Adaptive reactionless control strategy via the PSO-ELM algorithm for free-floating space robots during manipulation of unknown objects

The operation of free-floating space robots causes significant challenges to the attitude control of a spacecraft body, resulting from the strong dynamic coupling existing in the system as well as the appending unknown property from a captured object. Conventional reactionless motion planning and control methods require the precise knowledge of system dynamics with ideal path tracking performance, which are impossible to achieve in reality. To solve this problem, an adaptive reactionless path planning and control integrated strategy is proposed for free-floating space robots while manipulating unknown objects. For details, a SW-RLS (Slide-windowed Recursive Least Square) algorithm is employed to construct the adaptive reactionless path planning by identifying and compensating the unknown property in the form of a time-variable matrix for the momentum equation of the system.
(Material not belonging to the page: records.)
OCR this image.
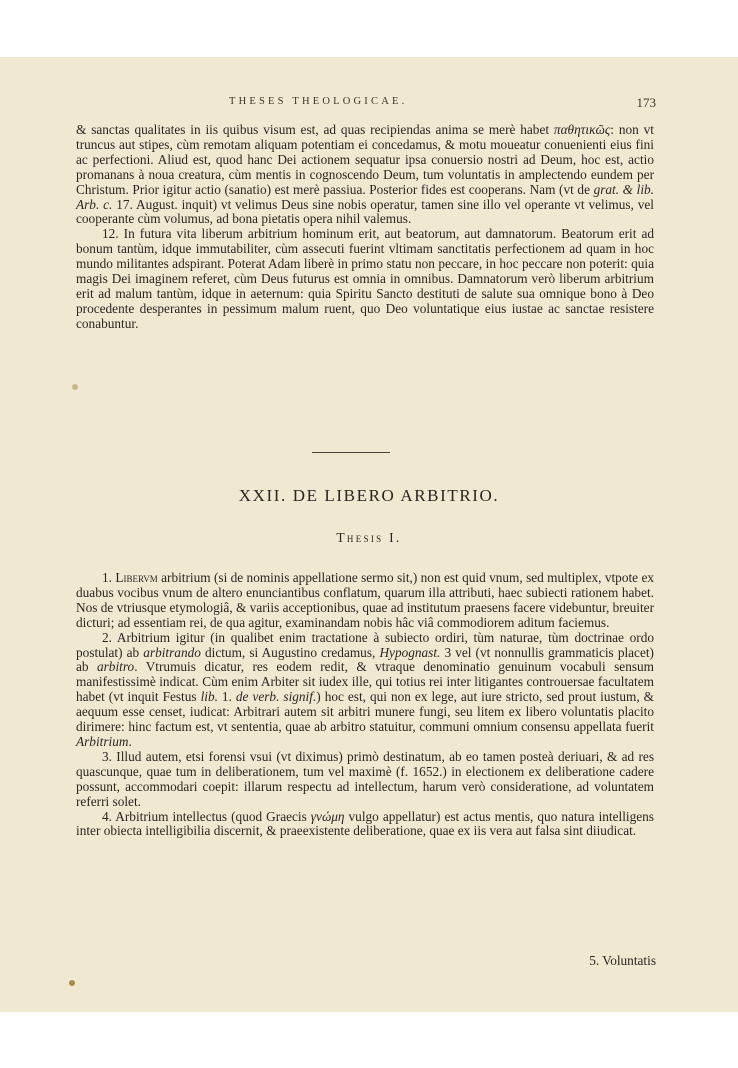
THESES THEOLOGICAE.	173

& sanctas qualitates in iis quibus visum est, ad quas recipiendas anima se merè habet παθητικῶς: non vt truncus aut stipes, cùm remotam aliquam potentiam ei concedamus, & motu moueatur conuenienti eius fini ac perfectioni. Aliud est, quod hanc Dei actionem sequatur ipsa conuersio nostri ad Deum, hoc est, actio promanans à noua creatura, cùm mentis in cognoscendo Deum, tum voluntatis in amplectendo eundem per Christum. Prior igitur actio (sanatio) est merè passiua. Posterior fides est cooperans. Nam (vt de grat. & lib. Arb. c. 17. August. inquit) vt velimus Deus sine nobis operatur, tamen sine illo vel operante vt velimus, vel cooperante cùm volumus, ad bona pietatis opera nihil valemus.

12. In futura vita liberum arbitrium hominum erit, aut beatorum, aut damnatorum. Beatorum erit ad bonum tantùm, idque immutabiliter, cùm assecuti fuerint vltimam sanctitatis perfectionem ad quam in hoc mundo militantes adspirant. Poterat Adam liberè in primo statu non peccare, in hoc peccare non poterit: quia magis Dei imaginem referet, cùm Deus futurus est omnia in omnibus. Damnatorum verò liberum arbitrium erit ad malum tantùm, idque in aeternum: quia Spiritu Sancto destituti de salute sua omnique bono à Deo procedente desperantes in pessimum malum ruent, quo Deo voluntatique eius iustae ac sanctae resistere conabuntur.

XXII. DE LIBERO ARBITRIO.
Thesis I.

1. Libervm arbitrium (si de nominis appellatione sermo sit,) non est quid vnum, sed multiplex, vtpote ex duabus vocibus vnum de altero enunciantibus conflatum, quarum illa attributi, haec subiecti rationem habet. Nos de vtriusque etymologiâ, & variis acceptionibus, quae ad institutum praesens facere videbuntur, breuiter dicturi; ad essentiam rei, de qua agitur, examinandam nobis hâc viâ commodiorem aditum faciemus.

2. Arbitrium igitur (in qualibet enim tractatione à subiecto ordiri, tùm naturae, tùm doctrinae ordo postulat) ab arbitrando dictum, si Augustino credamus, Hypognast. 3 vel (vt nonnullis grammaticis placet) ab arbitro. Vtrumuis dicatur, res eodem redit, & vtraque denominatio genuinum vocabuli sensum manifestissimè indicat. Cùm enim Arbiter sit iudex ille, qui totius rei inter litigantes controuersae facultatem habet (vt inquit Festus lib. 1. de verb. signif.) hoc est, qui non ex lege, aut iure stricto, sed prout iustum, & aequum esse censet, iudicat: Arbitrari autem sit arbitri munere fungi, seu litem ex libero voluntatis placito dirimere: hinc factum est, vt sententia, quae ab arbitro statuitur, communi omnium consensu appellata fuerit Arbitrium.

3. Illud autem, etsi forensi vsui (vt diximus) primò destinatum, ab eo tamen posteà deriuari, & ad res quascunque, quae tum in deliberationem, tum vel maximè (f. 1652.) in electionem ex deliberatione cadere possunt, accommodari coepit: illarum respectu ad intellectum, harum verò consideratione, ad voluntatem referri solet.

4. Arbitrium intellectus (quod Graecis γνώμη vulgo appellatur) est actus mentis, quo natura intelligens inter obiecta intelligibilia discernit, & praeexistente deliberatione, quae ex iis vera aut falsa sint diiudicat.

5. Voluntatis
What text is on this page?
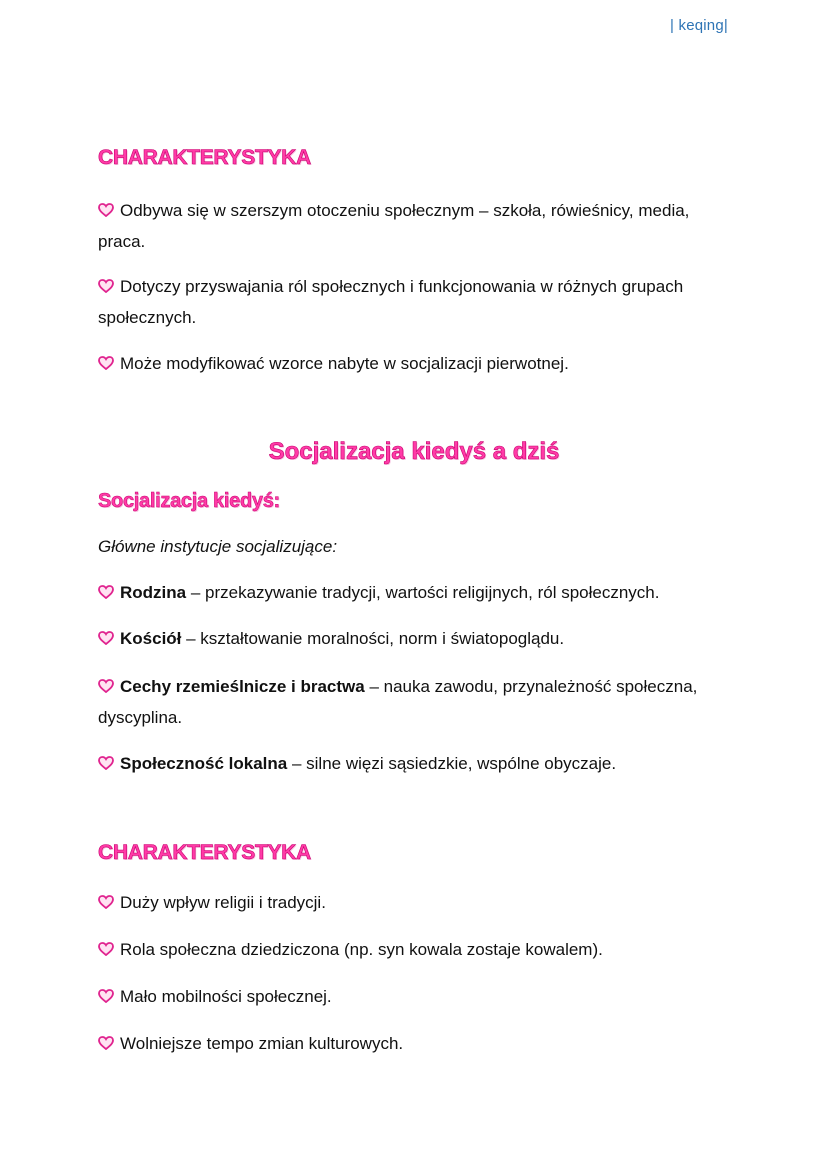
| keqing|
CHARAKTERYSTYKA
Odbywa się w szerszym otoczeniu społecznym – szkoła, rówieśnicy, media, praca.
Dotyczy przyswajania ról społecznych i funkcjonowania w różnych grupach społecznych.
Może modyfikować wzorce nabyte w socjalizacji pierwotnej.
Socjalizacja kiedyś a dziś
Socjalizacja kiedyś:
Główne instytucje socjalizujące:
Rodzina – przekazywanie tradycji, wartości religijnych, ról społecznych.
Kościół – kształtowanie moralności, norm i światopoglądu.
Cechy rzemieślnicze i bractwa – nauka zawodu, przynależność społeczna, dyscyplina.
Społeczność lokalna – silne więzi sąsiedzkie, wspólne obyczaje.
CHARAKTERYSTYKA
Duży wpływ religii i tradycji.
Rola społeczna dziedziczona (np. syn kowala zostaje kowalem).
Mało mobilności społecznej.
Wolniejsze tempo zmian kulturowych.
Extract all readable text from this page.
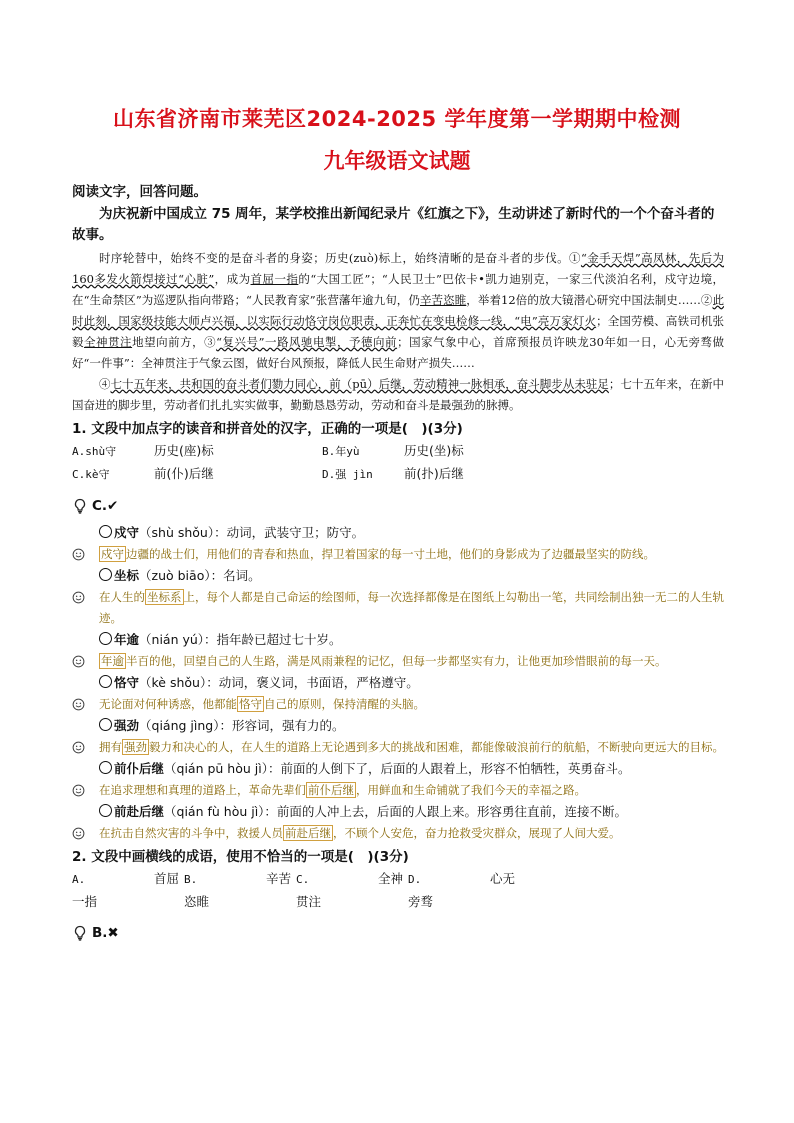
山东省济南市莱芜区2024-2025 学年度第一学期期中检测
九年级语文试题
阅读文字，回答问题。
为庆祝新中国成立 75 周年，某学校推出新闻纪录片《红旗之下》，生动讲述了新时代的一个个奋斗者的故事。

时序轮替中，始终不变的是奋斗者的身姿；历史(zuò)标上，始终清晰的是奋斗者的步伐。①“金手天焊”高凤林，先后为160多发火箭焊接过“心脏”，成为首屈一指的“大国工匠”；“人民卫士”巴依卡•凯力迪别克，一家三代淡泊名利，戍守边境，在“生命禁区”为巡逻队指向带路；“人民教育家”张营藩年逾九旬，仍辛苦恣睢，举着12倍的放大镜潜心研究中国法制史……②此时此刻，国家级技能大师卢兴福，以实际行动恪守岗位职责，正奔忙在变电检修一线，“电”亮万家灯火；全国劳模、高铁司机张毅全神贯注地望向前方，③“复兴号”一路风驰电掣，予德向前；国家气象中心，首席预报员许映龙30年如一日，心无旁骛做好“一件事”：全神贯注于气象云图，做好台风预报，降低人民生命财产损失……

④七十五年来，共和国的奋斗者们勠力同心，前（pū）后继，劳动精神一脉相承，奋斗脚步从未驻足；七十五年来，在新中国奋进的脚步里，劳动者们扎扎实实做事，勤勤恳恳劳动，劳动和奋斗是最强劲的脉搏。

1. 文段中加点字的读音和拼音处的汉字，正确的一项是(　)(3分)
A.shù守	历史(座)标	B.年yù	历史(坐)标
C.kè守	前(仆)后继	D.强 jìn	前(扑)后继
C.✔
戍守（shù shǒu）：动词，武装守卫；防守。
戍守 边疆的战士们，用他们的青春和热血，捍卫着国家的每一寸土地，他们的身影成为了边疆最坚实的防线。
坐标（zuò biāo）：名词。
在人生的 坐标系 上，每个人都是自己命运的绘图师，每一次选择都像是在图纸上勾勒出一笔，共同绘制出独一无二的人生轨迹。
年逾（nián yú）：指年龄已超过七十岁。
年逾 半百的他，回望自己的人生路，满是风雨兼程的记忆，但每一步都坚实有力，让他更加珍惜眼前的每一天。
恪守（kè shǒu）：动词，褒义词，书面语，严格遵守。
无论面对何种诱惑，他都能 恪守 自己的原则，保持清醒的头脑。
强劲（qiáng jìng）：形容词，强有力的。
拥有 强劲 毅力和决心的人，在人生的道路上无论遇到多大的挑战和困难，都能像破浪前行的航船，不断驶向更远大的目标。
前仆后继（qián pū hòu jì）：前面的人倒下了，后面的人跟着上，形容不怕牺牲，英勇奋斗。
在追求理想和真理的道路上，革命先辈们 前仆后继 ，用鲜血和生命铺就了我们今天的幸福之路。
前赴后继（qián fù hòu jì）：前面的人冲上去，后面的人跟上来。形容勇往直前，连接不断。
在抗击自然灾害的斗争中，救援人员 前赴后继 ，不顾个人安危，奋力抢救受灾群众，展现了人间大爱。
2. 文段中画横线的成语，使用不恰当的一项是(　)(3分)
A.	首屈一指
B.	辛苦恣睢
C.	全神贯注
D.	心无旁骛
B.✖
Simultaneously, a robust adaptive control strategy via the PSO-ELM (Particle Swarm Optimization-Extreme Learning Machine) algorithm is proposed to track the dynamic change in the planned path, based on the foundation of a designed PD controller for reducing the error. With computational efficiency, an adaptive controller via PSO-ELM aims at learning and compensating for the unknown property intelligently; then, a robust controller is used to reject the model uncertainties. The notable feature of the proposed strategy is that it requires neither an accurate system model nor any information about the unknown property. Most importantly, the design can dynamically realize reactionless path tracking performance. Finally, the simulations of a free-floating space robot capturing an unknown object and comparisons with existing methods are presented to demonstrate the effectiveness of the proposed scheme.